The proposed method is better suited for discrete tasks. For instance, speech perception experiments as those presented here, in which the patient listens to a word and a prediction of the acoustic envelope of the audio attended is made, is an excellent example of such a discrete task. The proposed method could be used for continuous prediction as long as the causality of the filters hj(t) is ensured. Although engineering methods for ensuring causality exists, particular implementations of these techniques are beyond the scope of this study. However, in cases where patients are exposed to long continuous stimuli, methods based on linear switching dynamics or modeling of sequential states like hidden Markov models (HMM), conditional random fields (CRF) and recurrent neural networks, are better options given that the non-stationarity can be modeled with the different states that make part of such models. Although we selected a linear model for spatial filtering, non-linear methods are possible.
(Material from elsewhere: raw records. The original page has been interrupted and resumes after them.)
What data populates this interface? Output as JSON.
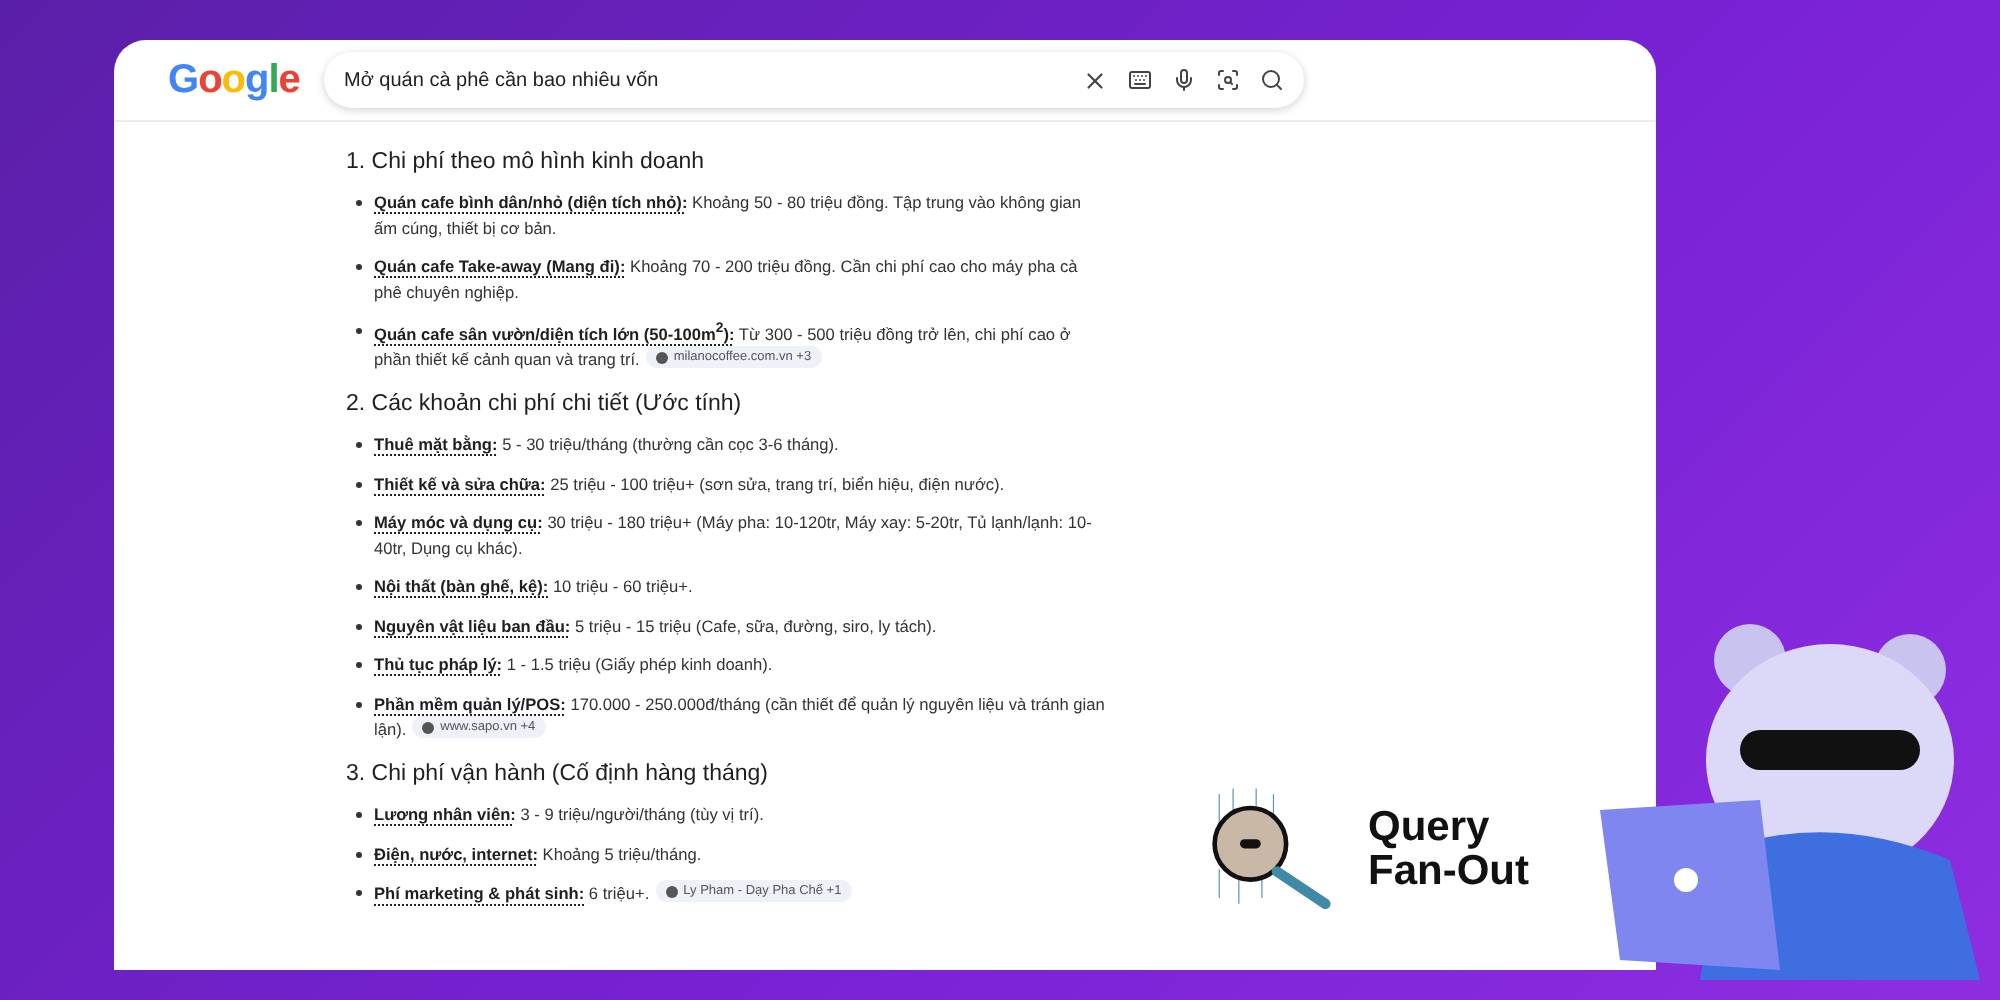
{
  "header": {
    "logo": "Google",
    "search_value": "Mở quán cà phê cần bao nhiêu vốn"
  },
  "sections": [
    {
      "title": "1. Chi phí theo mô hình kinh doanh",
      "items": [
        {
          "label": "Quán cafe bình dân/nhỏ (diện tích nhỏ):",
          "text": "Khoảng 50 - 80 triệu đồng. Tập trung vào không gian ấm cúng, thiết bị cơ bản."
        },
        {
          "label": "Quán cafe Take-away (Mang đi):",
          "text": "Khoảng 70 - 200 triệu đồng. Cần chi phí cao cho máy pha cà phê chuyên nghiệp."
        },
        {
          "label": "Quán cafe sân vườn/diện tích lớn (50-100m$^{2}$):",
          "text": "Từ 300 - 500 triệu đồng trở lên, chi phí cao ở phần thiết kế cảnh quan và trang trí.",
          "source": "milanocoffee.com.vn +3"
        }
      ]
    },
    {
      "title": "2. Các khoản chi phí chi tiết (Ước tính)",
      "items": [
        {
          "label": "Thuê mặt bằng:",
          "text": "5 - 30 triệu/tháng (thường cần cọc 3-6 tháng)."
        },
        {
          "label": "Thiết kế và sửa chữa:",
          "text": "25 triệu - 100 triệu+ (sơn sửa, trang trí, biển hiệu, điện nước)."
        },
        {
          "label": "Máy móc và dụng cụ:",
          "text": "30 triệu - 180 triệu+ (Máy pha: 10-120tr, Máy xay: 5-20tr, Tủ lạnh/lạnh: 10-40tr, Dụng cụ khác)."
        },
        {
          "label": "Nội thất (bàn ghế, kệ):",
          "text": "10 triệu - 60 triệu+."
        },
        {
          "label": "Nguyên vật liệu ban đầu:",
          "text": "5 triệu - 15 triệu (Cafe, sữa, đường, siro, ly tách)."
        },
        {
          "label": "Thủ tục pháp lý:",
          "text": "1 - 1.5 triệu (Giấy phép kinh doanh)."
        },
        {
          "label": "Phần mềm quản lý/POS:",
          "text": "170.000 - 250.000đ/tháng (cần thiết để quản lý nguyên liệu và tránh gian lận).",
          "source": "www.sapo.vn +4"
        }
      ]
    },
    {
      "title": "3. Chi phí vận hành (Cố định hàng tháng)",
      "items": [
        {
          "label": "Lương nhân viên:",
          "text": "3 - 9 triệu/người/tháng (tùy vị trí)."
        },
        {
          "label": "Điện, nước, internet:",
          "text": "Khoảng 5 triệu/tháng."
        },
        {
          "label": "Phí marketing & phát sinh:",
          "text": "6 triệu+.",
          "source": "Ly Pham - Dạy Pha Chế +1"
        }
      ]
    }
  ],
  "badge": {
    "line_1": "Query",
    "line_2": "Fan-Out"
  }
}
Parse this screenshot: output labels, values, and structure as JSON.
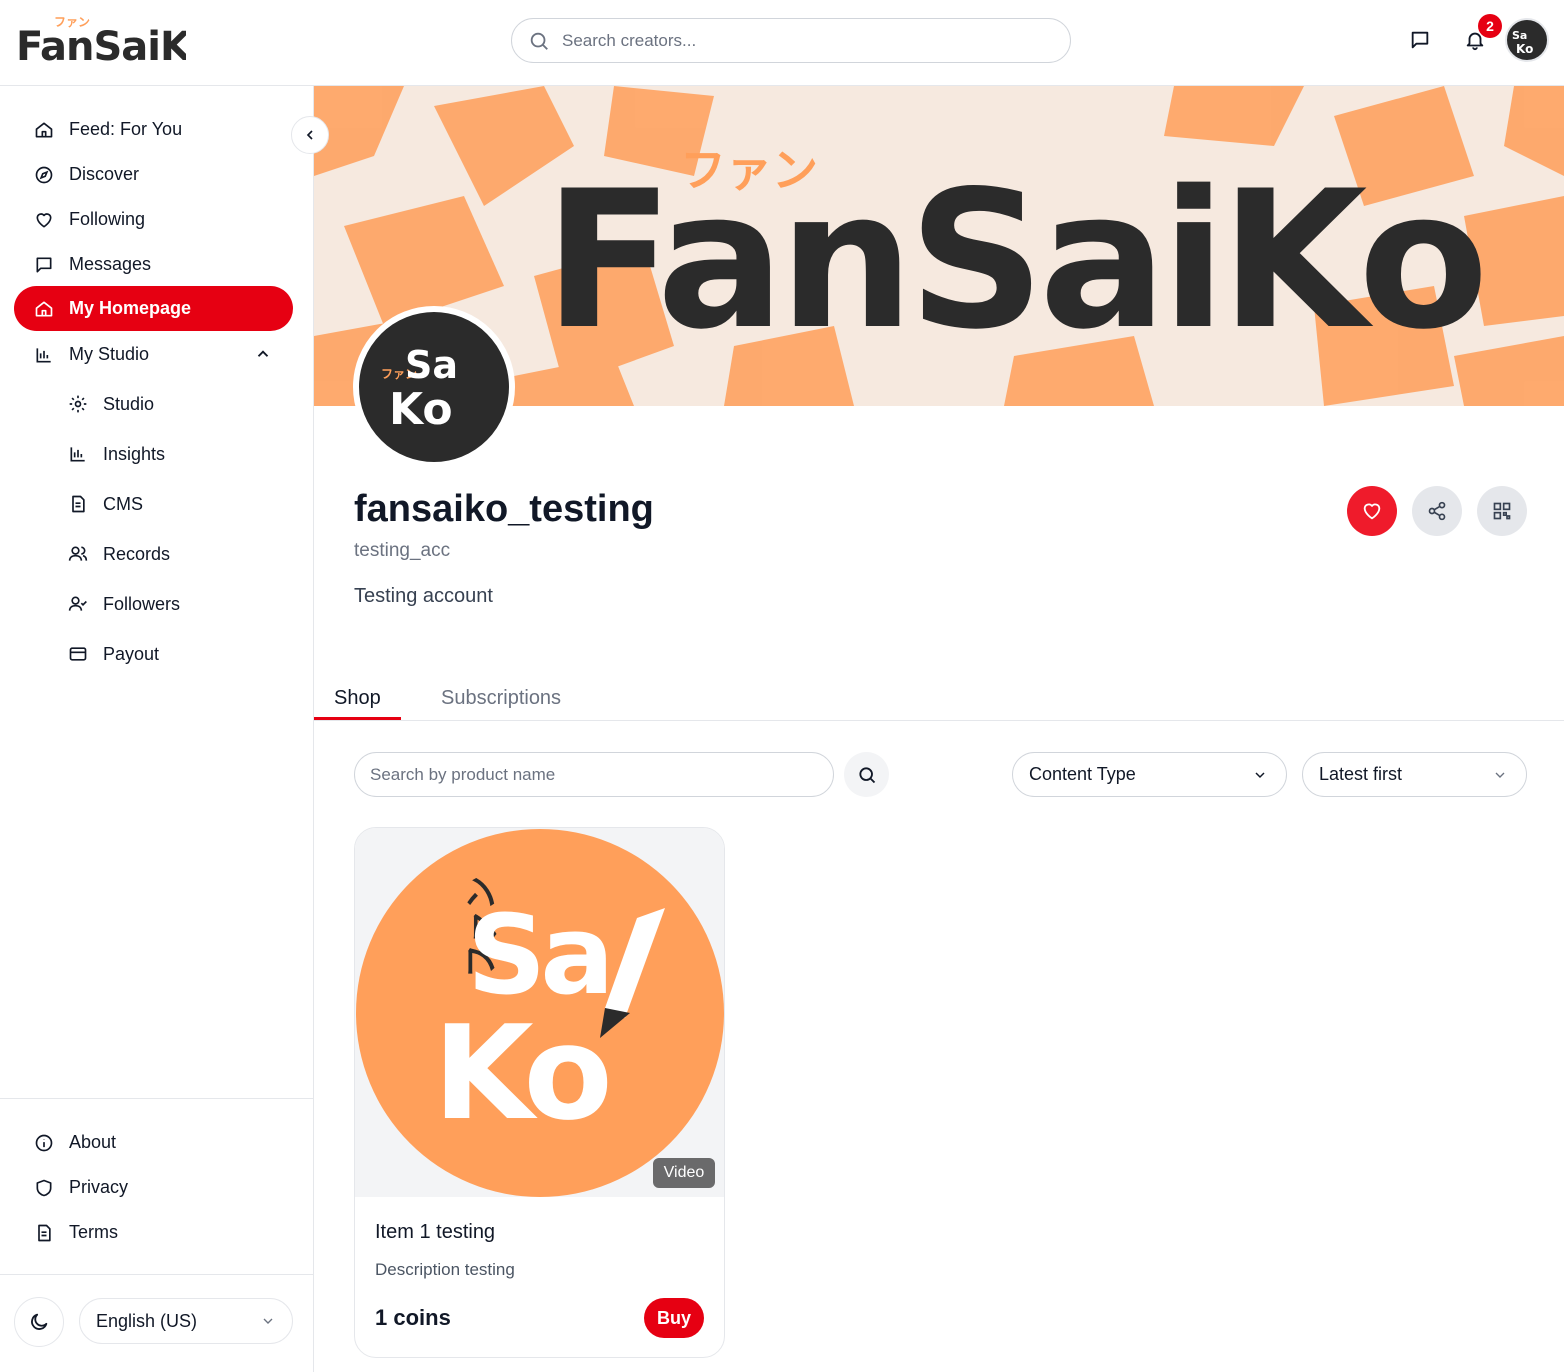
{
  "app": {
    "brand": "FanSaiKo",
    "brand_kana": "ファン"
  },
  "header": {
    "search": {
      "placeholder": "Search creators..."
    },
    "notifications_count": "2",
    "avatar_text": "SaiKo"
  },
  "sidebar": {
    "items": [
      {
        "label": "Feed: For You",
        "icon": "home-icon"
      },
      {
        "label": "Discover",
        "icon": "compass-icon"
      },
      {
        "label": "Following",
        "icon": "heart-icon"
      },
      {
        "label": "Messages",
        "icon": "message-icon"
      },
      {
        "label": "My Homepage",
        "icon": "home-icon",
        "active": true
      },
      {
        "label": "My Studio",
        "icon": "bar-chart-icon",
        "expanded": true
      }
    ],
    "studio_items": [
      {
        "label": "Studio",
        "icon": "gear-icon"
      },
      {
        "label": "Insights",
        "icon": "bar-chart-icon"
      },
      {
        "label": "CMS",
        "icon": "document-icon"
      },
      {
        "label": "Records",
        "icon": "users-icon"
      },
      {
        "label": "Followers",
        "icon": "user-check-icon"
      },
      {
        "label": "Payout",
        "icon": "credit-card-icon"
      }
    ],
    "footer_items": [
      {
        "label": "About",
        "icon": "info-icon"
      },
      {
        "label": "Privacy",
        "icon": "shield-icon"
      },
      {
        "label": "Terms",
        "icon": "document-icon"
      }
    ],
    "language": "English (US)"
  },
  "profile": {
    "display_name": "fansaiko_testing",
    "username": "testing_acc",
    "bio": "Testing account"
  },
  "tabs": [
    {
      "label": "Shop",
      "active": true
    },
    {
      "label": "Subscriptions",
      "active": false
    }
  ],
  "shop": {
    "search_placeholder": "Search by product name",
    "content_type": "Content Type",
    "sort": "Latest first",
    "products": [
      {
        "title": "Item 1 testing",
        "description": "Description testing",
        "price": "1 coins",
        "type_tag": "Video",
        "buy_label": "Buy"
      }
    ]
  },
  "colors": {
    "accent": "#e60012",
    "orange": "#ff9f5a",
    "dark": "#2b2b2b"
  }
}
We selected a linear approach aiming to obtain interpretable results as shown in Figs. 35. Finally, as explained before, when the signals that need to be modeled are highly non-stationary, physical or physiological interpretation of the spectral shape of the coherence-based filters should be made with caution as in such cases the Fourier representations of the signals, although numerically correct, may have no meaningful interpretation. Nonetheless, the results are still useful for decoding, as shown in the results of this work, in particular for speech-related tasks.

Conclusion

We present a method capable of predicting from features extracted from brain signals, characteristic features of a stimulus. The proposed method employs complex coherence to extract common patterns among the brain features related to the dynamics of the presented stimulus. This includes spatial information forming a spectro-spatial filter that is capable of reconstructing the dynamics of the stimulus with high performance (in terms of the correlation coefficient). Analysis of the coefficients that form the learned spatial patterns showed discriminability among different conditions, indicating the involvements of different areas and frequency components during the execution of various cognitive tasks such as finger movement as well as speech perception and production. The anatomical discriminability revealed by the method can be exploited in the design of neuro-prosthesis as well as for investigating the normal brain function.

In order to allow reproducibility of the results, an implementation of the proposed coherence-based method has been made available in89.